Adsorbent material in the mercury removal vessels will capture and extract the mercury as it moves through the various processing streams. The adsorbent material will then be removed offsite for specialist mercury recovery recycling and waste management by EPA approved contractors.
The Kipper Mercury Removal Project is also making some modifications to the Long Island Point facility in Hastings to ensure continued appropriate management of production streams at that facility.
Key approvals have been obtained to enable installation activities to progress.
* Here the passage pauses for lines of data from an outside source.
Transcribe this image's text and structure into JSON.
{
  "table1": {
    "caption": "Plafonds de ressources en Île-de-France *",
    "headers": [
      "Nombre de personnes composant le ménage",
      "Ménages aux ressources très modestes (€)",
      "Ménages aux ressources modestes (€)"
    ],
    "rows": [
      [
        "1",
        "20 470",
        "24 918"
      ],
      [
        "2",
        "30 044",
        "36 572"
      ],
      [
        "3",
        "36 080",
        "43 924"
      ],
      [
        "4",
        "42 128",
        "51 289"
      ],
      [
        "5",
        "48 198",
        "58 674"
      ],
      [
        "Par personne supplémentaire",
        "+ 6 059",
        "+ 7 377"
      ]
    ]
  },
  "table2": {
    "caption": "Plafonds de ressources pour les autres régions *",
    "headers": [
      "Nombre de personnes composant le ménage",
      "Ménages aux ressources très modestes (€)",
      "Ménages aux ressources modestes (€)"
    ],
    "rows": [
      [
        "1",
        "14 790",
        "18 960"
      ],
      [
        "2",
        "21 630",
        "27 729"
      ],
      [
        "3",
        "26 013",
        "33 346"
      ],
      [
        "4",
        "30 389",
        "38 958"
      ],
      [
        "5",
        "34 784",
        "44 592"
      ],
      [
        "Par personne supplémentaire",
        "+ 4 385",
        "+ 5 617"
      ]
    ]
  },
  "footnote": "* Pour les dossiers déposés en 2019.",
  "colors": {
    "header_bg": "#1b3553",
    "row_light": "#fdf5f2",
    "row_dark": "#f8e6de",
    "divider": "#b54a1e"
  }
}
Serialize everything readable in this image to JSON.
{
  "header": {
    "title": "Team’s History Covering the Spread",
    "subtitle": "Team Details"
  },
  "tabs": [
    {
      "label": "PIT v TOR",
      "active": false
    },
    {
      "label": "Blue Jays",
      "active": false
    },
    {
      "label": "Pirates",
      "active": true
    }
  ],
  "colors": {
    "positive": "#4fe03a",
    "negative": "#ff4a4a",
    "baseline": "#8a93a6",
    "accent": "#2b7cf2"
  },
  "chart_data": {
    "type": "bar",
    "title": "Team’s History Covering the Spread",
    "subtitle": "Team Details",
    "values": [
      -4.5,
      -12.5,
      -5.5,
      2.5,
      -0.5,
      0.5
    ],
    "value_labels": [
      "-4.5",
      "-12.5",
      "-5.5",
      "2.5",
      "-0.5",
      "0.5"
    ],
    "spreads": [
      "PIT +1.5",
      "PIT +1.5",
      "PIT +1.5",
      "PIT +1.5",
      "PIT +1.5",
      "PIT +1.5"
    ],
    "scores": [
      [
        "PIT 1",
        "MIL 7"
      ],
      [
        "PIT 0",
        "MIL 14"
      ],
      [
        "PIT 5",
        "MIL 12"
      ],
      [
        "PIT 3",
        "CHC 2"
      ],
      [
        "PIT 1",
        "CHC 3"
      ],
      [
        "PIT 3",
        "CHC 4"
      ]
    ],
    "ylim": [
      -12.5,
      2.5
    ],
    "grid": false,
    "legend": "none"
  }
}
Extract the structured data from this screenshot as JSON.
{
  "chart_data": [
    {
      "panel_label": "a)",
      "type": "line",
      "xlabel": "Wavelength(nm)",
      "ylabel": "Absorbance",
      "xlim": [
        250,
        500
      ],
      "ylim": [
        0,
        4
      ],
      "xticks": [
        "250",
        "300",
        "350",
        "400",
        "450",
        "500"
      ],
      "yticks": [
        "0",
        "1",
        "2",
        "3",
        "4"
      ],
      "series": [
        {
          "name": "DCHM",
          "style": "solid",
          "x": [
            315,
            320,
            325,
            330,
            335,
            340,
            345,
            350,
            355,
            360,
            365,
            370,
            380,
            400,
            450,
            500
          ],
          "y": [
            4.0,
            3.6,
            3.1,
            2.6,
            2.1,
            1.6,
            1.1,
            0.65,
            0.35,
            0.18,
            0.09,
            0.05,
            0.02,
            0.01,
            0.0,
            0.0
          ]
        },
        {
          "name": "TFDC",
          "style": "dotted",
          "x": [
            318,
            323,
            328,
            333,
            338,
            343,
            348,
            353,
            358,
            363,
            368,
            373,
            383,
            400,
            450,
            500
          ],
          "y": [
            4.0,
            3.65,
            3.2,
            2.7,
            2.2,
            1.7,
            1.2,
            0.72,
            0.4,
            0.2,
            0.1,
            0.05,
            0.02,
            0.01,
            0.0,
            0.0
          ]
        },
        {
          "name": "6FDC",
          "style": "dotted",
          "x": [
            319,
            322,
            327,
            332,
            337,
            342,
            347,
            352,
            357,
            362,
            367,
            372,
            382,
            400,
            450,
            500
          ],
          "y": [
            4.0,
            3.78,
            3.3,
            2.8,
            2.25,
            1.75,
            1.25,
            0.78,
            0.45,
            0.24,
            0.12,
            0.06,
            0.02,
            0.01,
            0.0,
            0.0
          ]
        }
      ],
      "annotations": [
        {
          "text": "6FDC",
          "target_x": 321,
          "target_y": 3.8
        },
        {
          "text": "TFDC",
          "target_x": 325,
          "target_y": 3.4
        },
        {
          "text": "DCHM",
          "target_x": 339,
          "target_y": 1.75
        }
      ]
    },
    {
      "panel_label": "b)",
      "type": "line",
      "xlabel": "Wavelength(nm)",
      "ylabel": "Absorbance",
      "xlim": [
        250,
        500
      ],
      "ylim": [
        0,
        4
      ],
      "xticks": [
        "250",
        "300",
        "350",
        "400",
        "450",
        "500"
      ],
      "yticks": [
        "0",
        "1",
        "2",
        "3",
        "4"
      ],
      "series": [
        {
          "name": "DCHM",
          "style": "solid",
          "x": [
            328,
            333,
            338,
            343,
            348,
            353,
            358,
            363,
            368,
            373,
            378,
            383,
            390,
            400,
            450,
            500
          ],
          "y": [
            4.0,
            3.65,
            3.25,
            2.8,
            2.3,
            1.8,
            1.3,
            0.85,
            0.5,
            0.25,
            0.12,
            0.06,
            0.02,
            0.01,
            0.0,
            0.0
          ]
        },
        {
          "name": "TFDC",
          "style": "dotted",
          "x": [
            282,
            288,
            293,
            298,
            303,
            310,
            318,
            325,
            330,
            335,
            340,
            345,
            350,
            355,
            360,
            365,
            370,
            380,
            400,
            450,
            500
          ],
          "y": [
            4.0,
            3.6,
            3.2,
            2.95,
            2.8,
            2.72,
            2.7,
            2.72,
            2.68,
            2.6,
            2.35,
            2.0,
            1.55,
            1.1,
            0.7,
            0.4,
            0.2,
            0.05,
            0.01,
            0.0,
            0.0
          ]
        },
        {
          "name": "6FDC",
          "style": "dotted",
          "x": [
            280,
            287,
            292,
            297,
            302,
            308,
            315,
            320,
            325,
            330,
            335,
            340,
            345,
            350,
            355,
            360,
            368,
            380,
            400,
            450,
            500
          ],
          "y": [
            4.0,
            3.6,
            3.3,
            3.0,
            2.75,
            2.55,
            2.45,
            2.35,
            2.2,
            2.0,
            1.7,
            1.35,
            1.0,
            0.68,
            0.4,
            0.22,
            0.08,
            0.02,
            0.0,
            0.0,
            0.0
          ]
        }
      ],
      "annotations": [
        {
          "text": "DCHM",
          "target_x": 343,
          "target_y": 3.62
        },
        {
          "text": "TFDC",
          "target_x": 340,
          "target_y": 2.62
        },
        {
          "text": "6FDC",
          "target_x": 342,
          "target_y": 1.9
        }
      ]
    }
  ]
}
Safety is a core value for ExxonMobil. Ensuring the ongoing safety and health of our workforce when operating facilities, is as important as having the right design for mercury removal facilities. We are working to identify any activities where our workforce could possibly encounter mercury during their normal activities. Where this possibility exists, we will develop detailed strategies, procedures and training to ensure that we continue to provide a safe workplace. We will also draw on ExxonMobil’s extensive experience of managing mercury in facilities elsewhere around the world, to incorporate these into our local strategies, procedures and training.
The offshore production facilities for the Kipper field have been completed and first production will commence once the mercury removal facilities have been installed. We expect this to be in 2016.
Esso has assessed the Kipper Mercury Removal Project’s interactions with the environment. This handout summarises the results of those assessments.
The Longford Plants and associated Bass Strait oil and gas production facilities (with exception of the Kipper field and associated subsea facilities) are owned by the Gippsland Basin Joint Venture (GBJV). The GBJV comprises ExxonMobil Australia subsidiary Esso Australia Resources Pty Ltd (EARPL), and BHP Billiton Petroleum (Bass Strait) Pty Ltd (BHP Billiton) in a 50:50 joint venture for the exploration, development and production of oil and gas from Bass Strait. The Kipper field and associated subsea facilities are owned by the Kipper Unit Joint Venture (KUJV) whose participants are EARPL (32.5%), BHP Billiton (32.5%) and Mitsui & Co. (Australia) Ltd. In 2007, the Kipper Unit Joint Venture decided to progress with the developments required for production from the Kipper gas field by utilizing gas processing services of the Gippsland Basin Joint Venture.